Freeform Preference Learning
for Robotic Manipulation

Marcel Torne*, Anubha Mahajan*, Abhijnya Bhat*, Chelsea Finn

Stanford University

*equal contribution

July 1st, 2026

🎬 motivation video
media/fpl_main_video.mp4
🎬
steer/cube_orange.mp4
Put cube in target bowl
🎬
fold_pants_multi.mp4
Fold shorts
🎬
plate_toast_fpl_2x.mp4
Plate toast
🎬
setuptable_multi.mp4
Set up the table

all videos shown at 2Γ— speed

We want to autonomously improve the performance of our robots. To do so, we commonly use reinforcement learning, which gives the robot rewards according to its performance. Ideally this reward is learned, so we can remove the need for a human to constantly supervise the robot. It should also be dense, unambiguous, and capture all aspects of desirable behavior. For example, in the task of setting a table, the reward should take into account the configuration of the cutlery, the care taken not to break fragile plates, the comfort of nearby people (e.g. avoiding motions that point a knife toward someone), and the speed of execution, among other aspects. Accurately learning a reward that captures all of these components is a major challenge.

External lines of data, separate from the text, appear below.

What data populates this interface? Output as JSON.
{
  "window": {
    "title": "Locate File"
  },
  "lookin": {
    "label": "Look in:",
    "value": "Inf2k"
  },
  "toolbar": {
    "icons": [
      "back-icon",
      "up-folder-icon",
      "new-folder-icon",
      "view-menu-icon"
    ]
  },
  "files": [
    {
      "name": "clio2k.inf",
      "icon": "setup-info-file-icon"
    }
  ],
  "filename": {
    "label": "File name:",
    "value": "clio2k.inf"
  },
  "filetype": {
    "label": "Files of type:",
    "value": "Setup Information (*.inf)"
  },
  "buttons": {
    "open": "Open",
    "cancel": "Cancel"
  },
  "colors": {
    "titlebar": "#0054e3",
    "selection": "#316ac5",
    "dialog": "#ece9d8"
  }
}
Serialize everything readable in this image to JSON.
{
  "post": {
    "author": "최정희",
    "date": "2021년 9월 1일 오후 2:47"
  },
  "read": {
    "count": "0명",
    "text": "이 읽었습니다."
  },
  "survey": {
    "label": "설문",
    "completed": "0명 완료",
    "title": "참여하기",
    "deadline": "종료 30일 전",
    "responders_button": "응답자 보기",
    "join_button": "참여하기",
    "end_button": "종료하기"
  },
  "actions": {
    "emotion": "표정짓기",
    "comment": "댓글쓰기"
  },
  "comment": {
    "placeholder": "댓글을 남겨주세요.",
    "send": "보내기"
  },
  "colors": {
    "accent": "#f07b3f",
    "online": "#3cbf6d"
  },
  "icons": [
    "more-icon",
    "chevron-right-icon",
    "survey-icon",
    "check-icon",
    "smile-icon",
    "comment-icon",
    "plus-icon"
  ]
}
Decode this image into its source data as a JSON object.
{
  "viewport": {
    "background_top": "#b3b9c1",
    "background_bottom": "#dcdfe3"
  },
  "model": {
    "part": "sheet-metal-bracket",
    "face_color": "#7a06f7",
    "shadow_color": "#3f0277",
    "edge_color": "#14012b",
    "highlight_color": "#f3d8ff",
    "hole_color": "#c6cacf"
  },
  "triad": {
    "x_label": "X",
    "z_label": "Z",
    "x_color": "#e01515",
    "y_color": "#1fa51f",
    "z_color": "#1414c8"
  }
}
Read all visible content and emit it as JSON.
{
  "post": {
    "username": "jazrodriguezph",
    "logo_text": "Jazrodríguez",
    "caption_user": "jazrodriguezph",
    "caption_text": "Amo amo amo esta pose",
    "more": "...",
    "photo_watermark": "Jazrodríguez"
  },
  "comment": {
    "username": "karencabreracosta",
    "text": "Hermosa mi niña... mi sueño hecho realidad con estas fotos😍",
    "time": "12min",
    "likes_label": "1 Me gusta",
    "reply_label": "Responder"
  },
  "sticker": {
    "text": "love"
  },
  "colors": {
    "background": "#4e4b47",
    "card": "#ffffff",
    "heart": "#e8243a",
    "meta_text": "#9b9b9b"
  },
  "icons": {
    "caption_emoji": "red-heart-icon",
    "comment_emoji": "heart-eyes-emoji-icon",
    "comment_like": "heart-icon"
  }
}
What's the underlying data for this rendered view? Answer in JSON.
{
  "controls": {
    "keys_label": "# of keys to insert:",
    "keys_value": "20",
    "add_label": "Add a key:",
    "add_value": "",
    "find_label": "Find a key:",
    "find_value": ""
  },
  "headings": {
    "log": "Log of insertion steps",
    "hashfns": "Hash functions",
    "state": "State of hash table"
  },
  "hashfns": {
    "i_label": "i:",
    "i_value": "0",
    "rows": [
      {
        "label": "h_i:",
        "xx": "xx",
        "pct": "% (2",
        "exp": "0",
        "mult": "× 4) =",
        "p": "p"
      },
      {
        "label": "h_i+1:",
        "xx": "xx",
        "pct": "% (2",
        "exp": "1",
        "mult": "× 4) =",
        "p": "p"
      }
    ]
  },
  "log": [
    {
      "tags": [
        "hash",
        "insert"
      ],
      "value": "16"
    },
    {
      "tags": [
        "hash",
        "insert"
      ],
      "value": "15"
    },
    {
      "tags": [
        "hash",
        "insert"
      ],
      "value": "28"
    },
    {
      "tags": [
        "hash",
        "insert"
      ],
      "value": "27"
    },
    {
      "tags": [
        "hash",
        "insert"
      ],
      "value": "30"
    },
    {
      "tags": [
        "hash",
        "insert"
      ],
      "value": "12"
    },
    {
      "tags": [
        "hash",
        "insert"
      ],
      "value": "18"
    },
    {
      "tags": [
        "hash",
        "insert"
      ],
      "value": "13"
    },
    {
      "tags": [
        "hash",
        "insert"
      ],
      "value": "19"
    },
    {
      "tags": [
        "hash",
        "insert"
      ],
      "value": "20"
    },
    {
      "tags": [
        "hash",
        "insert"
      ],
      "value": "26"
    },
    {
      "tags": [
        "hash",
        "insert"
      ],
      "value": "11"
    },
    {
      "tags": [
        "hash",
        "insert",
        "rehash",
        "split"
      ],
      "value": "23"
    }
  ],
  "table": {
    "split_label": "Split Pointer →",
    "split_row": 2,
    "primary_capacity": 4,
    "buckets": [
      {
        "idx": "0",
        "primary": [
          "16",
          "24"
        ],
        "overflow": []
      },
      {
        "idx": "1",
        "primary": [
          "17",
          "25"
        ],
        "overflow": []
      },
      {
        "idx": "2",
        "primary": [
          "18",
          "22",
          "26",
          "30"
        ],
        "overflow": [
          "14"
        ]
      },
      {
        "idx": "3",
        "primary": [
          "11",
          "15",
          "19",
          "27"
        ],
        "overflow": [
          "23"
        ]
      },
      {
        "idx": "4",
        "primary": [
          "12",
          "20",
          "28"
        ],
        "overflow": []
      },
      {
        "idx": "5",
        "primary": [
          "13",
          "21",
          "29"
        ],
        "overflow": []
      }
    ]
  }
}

The simplest option is to learn from binary success labels. In principle this makes it easy for people to judge whether all the criteria are met. But the resulting signal is very sparse and places a heavy burden on the reinforcement learning algorithm, making it hard to scale to harder tasks or to capture real-world constraints beyond basic task completion. Going back to the table: with binary success labels, the robot only gets a positive signal once every plate and piece of cutlery is placed correctly, and a negative signal otherwise. Since setting a table involves many steps, the robot sees very few positive examples and the reward becomes far too sparse to learn from.

Learning from human preferences is one way to densify the reward. Here a human supervisor provides a preference label between two trajectories: setting both the plate and the cutlery correctly is better than setting only the plate, which gives the robot a denser signal. But this asks annotators to collapse multiple axes of judgment into a single β€œoverall” preference label. On long-horizon tasks, that makes preferences hard to provide and the resulting supervision ambiguous.

🎬 trajectory A
media/pref/trajectory_a.mp4
Trajectory A
🎬 trajectory B
media/pref/trajectory_b.mp4
Trajectory B
Overall, which trajectory do you prefer?
Overall preference

As you saw, it is hard to decide which one is better. Trajectory A is faster than B and places the plate to the left of the large plate β€” but it makes the cup fall, while B doesn't. This makes it very ambiguous to decide which label should be provided.

To preserve these axes of judgement, our key insight is to let annotators provide preference labels on any task-relevant axes of their choosing. This multidimensional supervision can then be used to learn a policy optimized for the combination of these dimensions. We instantiate this idea by asking annotators to specify relevant judgement dimensions in natural language and to provide a binary preference for each axis. The axes can be defined up front or during the annotation process. Try it yourself below:

🎬 trajectory A
media/pref/trajectory_a.mp4
Trajectory A
🎬 trajectory B
media/pref/trajectory_b.mp4
Trajectory B

Hopefully that was much easier and less ambiguous: with freeform preferences the annotator can specify the multiple axes they care about and label each one independently.

Given these preferences, FPL learns a multi-axis reward function that produces a scalar reward score when conditioned on a natural-language description of the axis, capturing a variety of task-relevant attributes including quality of result, speed, smoothness, damage, and hygiene.

FPL multi-axis reward model conditioned on a natural-language axis
πŸ–Ό reward model
media/reward_figure.svg
We learn a multi-dimensional reward function to score the trajectory according to the natural-language preference axis.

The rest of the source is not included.